The band has drawn obvious inspiration from Japanese culture – love hotels are popular there, short-stay places where couples can check in, get some “rest,” and check out.  And “Shinkansen” refers to Japanese bullet trains. So we start with the bullet train, end on the downcast title track, and in between we have songs like “Monster In A Pretty Dress,” “Eros,” and “The Sadness Of Men” – the band is not afraid to go deep, and the more you listen to Love Hotel, the more a coherent concept emerges. It’s refreshing to hear this kind of forward-thinking future rock speed into interpersonal danger zones.

The band Decortica most remind me of is Cave In during their Jupiter phase – this is the perfect soundtrack for brooding during a late-night drive. It’s fairly serious stuff, and you have to meet the gang halfway, but that shouldn’t be a problem. Love Hotel cracked my thick layer of permanent skepticism immediately. For a three-piece (Bosher handles guitar, with Antoinette Lee on the four-string and Tory Staples manning the kit) they make an awfully textured racket; it’s impressive just how well-designed for total immersion the record is. Take, for example, the heady freak-out climax of “Monster In A Pretty Dress” – listen on some decent headphones and you’ll get lost.
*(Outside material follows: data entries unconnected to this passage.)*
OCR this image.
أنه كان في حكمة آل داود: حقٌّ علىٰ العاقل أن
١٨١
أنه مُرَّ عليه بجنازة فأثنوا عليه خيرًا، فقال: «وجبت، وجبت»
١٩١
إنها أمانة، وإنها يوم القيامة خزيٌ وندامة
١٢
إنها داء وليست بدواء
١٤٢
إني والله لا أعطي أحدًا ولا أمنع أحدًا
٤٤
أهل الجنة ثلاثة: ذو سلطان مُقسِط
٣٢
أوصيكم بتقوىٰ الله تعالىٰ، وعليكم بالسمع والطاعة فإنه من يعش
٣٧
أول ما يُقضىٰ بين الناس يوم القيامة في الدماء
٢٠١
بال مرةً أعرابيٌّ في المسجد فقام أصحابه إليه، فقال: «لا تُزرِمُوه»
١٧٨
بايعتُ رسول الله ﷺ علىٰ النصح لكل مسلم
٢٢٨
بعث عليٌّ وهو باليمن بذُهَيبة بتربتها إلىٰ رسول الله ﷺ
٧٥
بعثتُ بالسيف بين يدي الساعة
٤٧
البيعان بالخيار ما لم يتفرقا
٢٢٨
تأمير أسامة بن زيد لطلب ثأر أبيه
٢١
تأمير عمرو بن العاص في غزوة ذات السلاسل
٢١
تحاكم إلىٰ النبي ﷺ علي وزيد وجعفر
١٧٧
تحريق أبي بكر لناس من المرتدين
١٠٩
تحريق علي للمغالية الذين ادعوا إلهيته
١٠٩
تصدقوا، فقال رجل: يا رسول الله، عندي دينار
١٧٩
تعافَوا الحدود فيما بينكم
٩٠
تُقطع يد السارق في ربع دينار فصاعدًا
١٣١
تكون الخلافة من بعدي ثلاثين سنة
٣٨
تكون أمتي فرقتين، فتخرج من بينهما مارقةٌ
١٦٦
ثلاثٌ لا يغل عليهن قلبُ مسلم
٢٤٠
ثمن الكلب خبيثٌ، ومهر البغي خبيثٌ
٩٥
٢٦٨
Ultimately, Love Hotel does what I didn’t think could be done: it transcends the tired alt-rock paradigm, breathing new life into old tropes and shocking them into action with twists that other bands simply wouldn’t consider. Decortica have the craft and imagination to stand toe-to-toe with contemporaries like Muse; they are the great Kiwi secret that, hopefully, shan’t be a secret much longer. What they do is undeniable.